Telefon oparto na systemie Android 4.2. W obudowie zamontowany jest 2-rdzeniowy Qualcomm MSM8960 z zegarem 1,5 GHz, 32 albo 64 GB pamięci flash i 2 GB RAM-u. Wyświetlacz LCD pracuje w rozdzielczości HD - 720x1280 pikseli i ma 4,3 cala. Taką samą przekątną ma wyświetlacz EPD.

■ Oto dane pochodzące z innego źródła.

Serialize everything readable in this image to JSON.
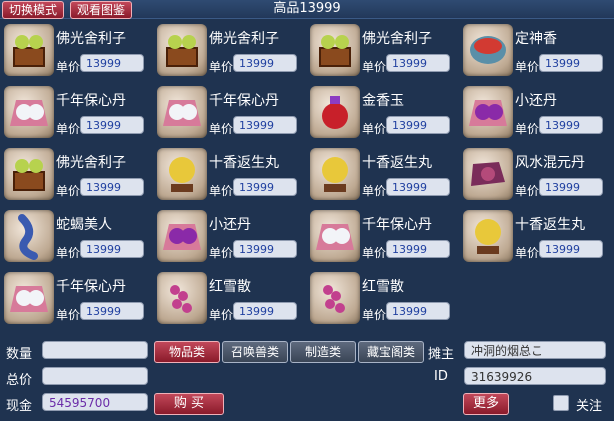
{
  "header": {
    "switch_mode": "切换模式",
    "view_catalog": "观看图鉴",
    "title": "高品13999"
  },
  "items": [
    {
      "name": "佛光舍利子",
      "price_label": "单价",
      "price": "13999",
      "icon": "relic-box-icon"
    },
    {
      "name": "佛光舍利子",
      "price_label": "单价",
      "price": "13999",
      "icon": "relic-box-icon"
    },
    {
      "name": "佛光舍利子",
      "price_label": "单价",
      "price": "13999",
      "icon": "relic-box-icon"
    },
    {
      "name": "定神香",
      "price_label": "单价",
      "price": "13999",
      "icon": "incense-bowl-icon"
    },
    {
      "name": "千年保心丹",
      "price_label": "单价",
      "price": "13999",
      "icon": "pill-cloth-icon"
    },
    {
      "name": "千年保心丹",
      "price_label": "单价",
      "price": "13999",
      "icon": "pill-cloth-icon"
    },
    {
      "name": "金香玉",
      "price_label": "单价",
      "price": "13999",
      "icon": "red-pouch-icon"
    },
    {
      "name": "小还丹",
      "price_label": "单价",
      "price": "13999",
      "icon": "purple-pill-icon"
    },
    {
      "name": "佛光舍利子",
      "price_label": "单价",
      "price": "13999",
      "icon": "relic-box-icon"
    },
    {
      "name": "十香返生丸",
      "price_label": "单价",
      "price": "13999",
      "icon": "golden-orb-icon"
    },
    {
      "name": "十香返生丸",
      "price_label": "单价",
      "price": "13999",
      "icon": "golden-orb-icon"
    },
    {
      "name": "风水混元丹",
      "price_label": "单价",
      "price": "13999",
      "icon": "feng-shui-pill-icon"
    },
    {
      "name": "蛇蝎美人",
      "price_label": "单价",
      "price": "13999",
      "icon": "centipede-icon"
    },
    {
      "name": "小还丹",
      "price_label": "单价",
      "price": "13999",
      "icon": "purple-pill-icon"
    },
    {
      "name": "千年保心丹",
      "price_label": "单价",
      "price": "13999",
      "icon": "pill-cloth-icon"
    },
    {
      "name": "十香返生丸",
      "price_label": "单价",
      "price": "13999",
      "icon": "golden-orb-icon"
    },
    {
      "name": "千年保心丹",
      "price_label": "单价",
      "price": "13999",
      "icon": "pill-cloth-icon"
    },
    {
      "name": "红雪散",
      "price_label": "单价",
      "price": "13999",
      "icon": "red-flower-icon"
    },
    {
      "name": "红雪散",
      "price_label": "单价",
      "price": "13999",
      "icon": "red-flower-icon"
    }
  ],
  "footer": {
    "quantity_label": "数量",
    "quantity_value": "",
    "total_label": "总价",
    "total_value": "",
    "cash_label": "现金",
    "cash_value": "54595700",
    "categories": [
      "物品类",
      "召唤兽类",
      "制造类",
      "藏宝阁类"
    ],
    "active_category": "物品类",
    "seller_label": "摊主",
    "seller_value": "冲洞的烟总こ",
    "id_label": "ID",
    "id_value": "31639926",
    "buy_label": "购 买",
    "more_label": "更多",
    "follow_label": "关注"
  },
  "colors": {
    "background": "#1f3350",
    "button_red": "#a8283a",
    "price_text": "#2040a0",
    "cash_text": "#6b2ca8"
  }
}
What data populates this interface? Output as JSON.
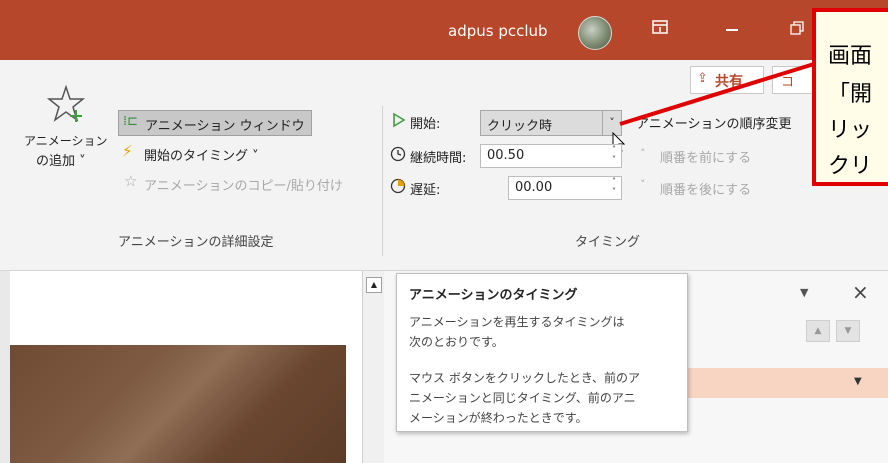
{
  "titlebar": {
    "user_name": "adpus pcclub",
    "restore_icon": "restore-icon",
    "minimize_icon": "minimize-icon",
    "maximize_icon": "maximize-icon",
    "color": "#b7472a"
  },
  "ribbon": {
    "share_label": "共有",
    "comment_label": "コ",
    "advanced": {
      "add_animation_line1": "アニメーション",
      "add_animation_line2": "の追加 ˅",
      "animation_window": "アニメーション ウィンドウ",
      "trigger": "開始のタイミング ˅",
      "animation_painter": "アニメーションのコピー/貼り付け",
      "group_label": "アニメーションの詳細設定"
    },
    "timing": {
      "start_label": "開始:",
      "start_value": "クリック時",
      "duration_label": "継続時間:",
      "duration_value": "00.50",
      "delay_label": "遅延:",
      "delay_value": "00.00",
      "reorder_title": "アニメーションの順序変更",
      "move_earlier": "順番を前にする",
      "move_later": "順番を後にする",
      "group_label": "タイミング"
    }
  },
  "tooltip": {
    "title": "アニメーションのタイミング",
    "line1": "アニメーションを再生するタイミングは",
    "line2": "次のとおりです。",
    "line3": "マウス ボタンをクリックしたとき、前のア",
    "line4": "ニメーションと同じタイミング、前のアニ",
    "line5": "メーションが終わったときです。"
  },
  "callout": {
    "line1": "画面",
    "line2": "「開",
    "line3": "リッ",
    "line4": "クリ",
    "border_color": "#e00000"
  }
}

YotaPhone zrobi zdjęcie aparatem z matrycą 12 megapikseli, ale pozwoli także pstryknąć autoportret albo porozmawiać przez internet dzięki kamerce wideo. Przymiotnik "frontowa kamera" właśnie stracił znaczenie, chyba że jednak zgodzimy się, iż smartfon pomimo dwóch ekranów ma jednak przód i tył.



YotaPhone
fot. Yota Devices
Na osi czasu, która pojawiła się w materiałach promocyjnych, możemy znaleźć informację, że idea takiego telefonu pojawiła się 2 lata temu. Udało mi się znaleźć w pamięci film: obraz rosyjskiego prezydenta Dmitrija Miedwiediewa oglądającego rosyjskiego iPhone'a. Wtedy nie miałem pojęcia ani o firmie Yota Devices, ani o tym, że oglądany właśnie smartfon stanie się kiedyś tego rodzaju hybrydą. Funkcjonalny prototyp pojawił się w 2011 roku wraz z zawarciem porozumień dotyczących wyposażenia urządzenia w wyświetlacz EPD.
Rynkowa premiera ma odbyć się w przyszłym roku. Producent chce wprowadzić YotaPhone na rynek rosyjski w trzecim, a na rynki światowe - w czwartym kwartale 2013 roku. Niestety strona główna producenta wita w tej chwili niebieskim napisem Under construction, więc na szczegóły dotyczące przewidywanej ceny smartfona i na pozostałe elementy specyfikacji będzie trzeba jeszcze poczekać.
Zdaje się, że YotaPhone ma niewielkie szanse na zaistnienie poza rynkiem lokalnym. Zarówno w Europie, jak i w Stanach karty zostały już rozdane i królują tu Kindle oraz kilka rodzin chińskich czytników konkurencyjnych cenowo. Mają nieco większe niż 4,3 cala wyświetlacze i oferują większą wygodę czytania. Być może promocji smartfona pomoże innowacyjne rozwiązanie zasilania i większa ekonomia wykorzystania baterii? A może Rosjanie przeprowadzili rzetelne badania rynkowe i są pewni, że pieniądze zainwestowane w innowacyjny projekt przyniosą wielkie zyski?